(Doha) Le journaliste américain Danny Fenster a lutté pour « rester sain d’esprit » pendant ses six mois en prison en Birmanie, en craignant qu’il n’en sortirait jamais, a-t-il affirmé lundi après sa libération surprise à la veille d’un procès où il risquait la perpétuité pour terrorisme.

Très amaigri après six mois passés en prison, M. Fenster, 37 ans, a fait escale dans la nuit de lundi à mardi à Doha à bord d’un jet privé en compagnie de l’ancien diplomate américain Bill Richardson, qui a œuvré en coulisses pour sa libération. Il était attendu mardi aux États-Unis.

« J’ai été arrêté et détenu sans raison… mais physiquement j’étais en bonne santé. Je n’étais ni affamé ni battu », a-t-il dit lors d’une conférence de presse pendant son escale au Qatar.

« Je me sens bien physiquement. Ce sont les mêmes privations que celles qui accompagnent toute forme d’incarcération. On devient juste un peu dingue », a-t-il poursuivi en décrivant ses conditions de détention. « Plus ça traîne, plus on s’inquiète que ça ne s’arrête jamais. Donc c’est le principal souci, juste rester sain d’esprit en traversant tout ça ».

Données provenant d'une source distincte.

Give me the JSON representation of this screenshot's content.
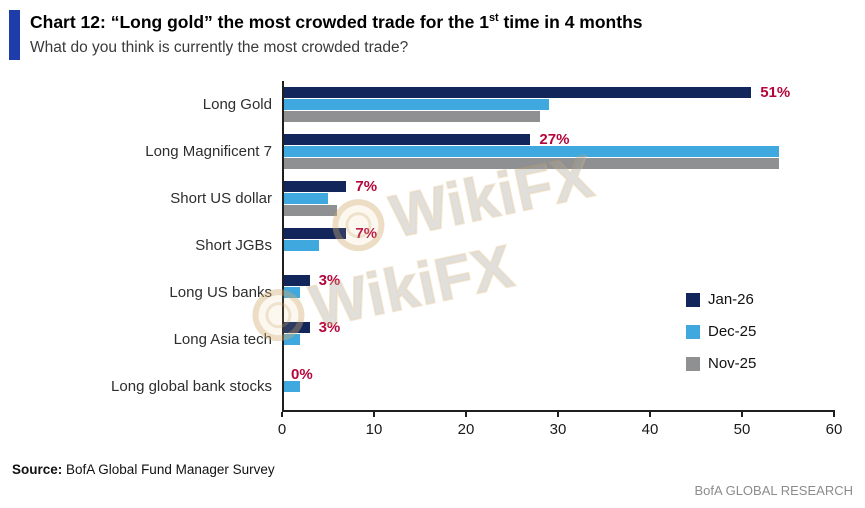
{
  "header": {
    "title_pre": "Chart 12: “Long gold” the most crowded trade for the 1",
    "title_sup": "st",
    "title_post": " time in 4 months",
    "subtitle": "What do you think is currently the most crowded trade?"
  },
  "watermark": {
    "text": "WikiFX"
  },
  "footer": {
    "source_label": "Source:",
    "source_text": " BofA Global Fund Manager Survey",
    "branding": "BofA GLOBAL RESEARCH"
  },
  "chart_data": {
    "type": "bar",
    "orientation": "horizontal",
    "title": "Chart 12: “Long gold” the most crowded trade for the 1st time in 4 months",
    "subtitle": "What do you think is currently the most crowded trade?",
    "categories": [
      "Long Gold",
      "Long Magnificent 7",
      "Short US dollar",
      "Short JGBs",
      "Long US banks",
      "Long Asia tech",
      "Long global bank stocks"
    ],
    "series": [
      {
        "name": "Jan-26",
        "color": "#13265c",
        "values": [
          51,
          27,
          7,
          7,
          3,
          3,
          0
        ]
      },
      {
        "name": "Dec-25",
        "color": "#3fa8de",
        "values": [
          29,
          54,
          5,
          4,
          2,
          2,
          2
        ]
      },
      {
        "name": "Nov-25",
        "color": "#8f9091",
        "values": [
          28,
          54,
          6,
          0,
          0,
          0,
          0
        ]
      }
    ],
    "data_labels": [
      "51%",
      "27%",
      "7%",
      "7%",
      "3%",
      "3%",
      "0%"
    ],
    "data_label_color": "#b5063c",
    "xlim": [
      0,
      60
    ],
    "xticks": [
      0,
      10,
      20,
      30,
      40,
      50,
      60
    ],
    "legend_position": "right-inside",
    "grid": false
  }
}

Danny Fenster, rédacteur en chef du magazine Frontier Myanmar, l’un des principaux organes de presse indépendants du pays, avait été arrêté en mai alors qu’il tentait de quitter la Birmanie. Il était détenu depuis à la tristement célèbre prison d’Insein, à Rangoun, aux côtés de nombreux prisonniers politiques.

PHOTO COMPTE TWITTER DU DIPLOMATE BILL RICHARDSON

Dans cette photo prise devant un petit avion sur le tarmac de Naypyidaw, la capitale de la Birmanie, Danny Fenster semble très amaigri, en short et en tongs aux côtés du diplomate Bill Richardson.

La semaine dernière, il avait été condamné à onze ans de prison pour incitation à la dissidence, association illégale et violation de la loi sur les visas.

Il devait comparaître mardi devant un tribunal pour terrorisme et sédition, et encourait pour ces deux nouveaux chefs d’accusation la prison à vie.

Mais il a été gracié « pour des raisons humanitaires » après des négociations avec Bill Richardson et deux émissaires japonais, a indiqué dans un communiqué le régime birman.

Le bureau de M. Richardson avait auparavant évoqué « des négociations en tête-à-tête » avec le chef de la junte Min Aung Hlaing.  

Des images diffusées par les médias d’État birmans montrent Danny Fenster, très amaigri, en short et en tongs aux côtés de M. Richardson. Ce dernier a ensuite posté une photo du journaliste devant un petit avion sur le tarmac de Naypyidaw, la capitale de la Birmanie.

Aux États-Unis, sa famille a fait part de son soulagement dans un communiqué, remerciant « tous ceux qui ont contribué à sa libération ».

« Je suis tellement heureux », a dit Buddy Fenster, le père du journaliste. « C’est très difficile pour un parent de savoir que son enfant va mal et qu’il ne peut rien faire » pour l’aider.

Le chef de la diplomatie américaine Antony Blinken a annoncé avoir lui aussi échangé avec le journaliste. « Nous sommes impatients de t’accueillir à la maison, Danny ».

« Il n’avait rien fait de mal »

« C’est une merveilleuse nouvelle pour tous ses amis et sa famille », a déclaré à l’AFP son collègue de Frontier Myanmar, Andrew Nachemson.  

« Il n’aurait jamais dû passer six mois en prison […] et tous les journalistes locaux qui restent emprisonnés devraient également être libérés immédiatement ».

Bill Richardson s’était rendu en Birmanie au début du mois pour une « mission humanitaire privée ». Il avait alors déclaré que le département d’État américain lui avait demandé de ne pas évoquer le cas de Fenster lors de sa visite.

Danny Fenster, qui a passé 176 jours derrière les barreaux, aurait contracté la COVID-19 pendant sa détention, d’après sa famille. Il a perdu plusieurs kilos, selon son avocat Than Zaw Aung.

La Birmanie a sombré dans le chaos depuis le putsch militaire du 1er février qui a renversé la dirigeante civile Aung San Suu Kyi et mis fin à une courte parenthèse démocratique.

La presse est muselée par la junte qui tente de renforcer son contrôle de l’information, limitant l’accès à l’internet et annulant les licences des médias.  

Plus de 100 journalistes ont été arrêtés depuis le putsch, selon Reporting ASEAN, une association de défense des droits. Au total, 31 d’entre eux sont toujours en détention.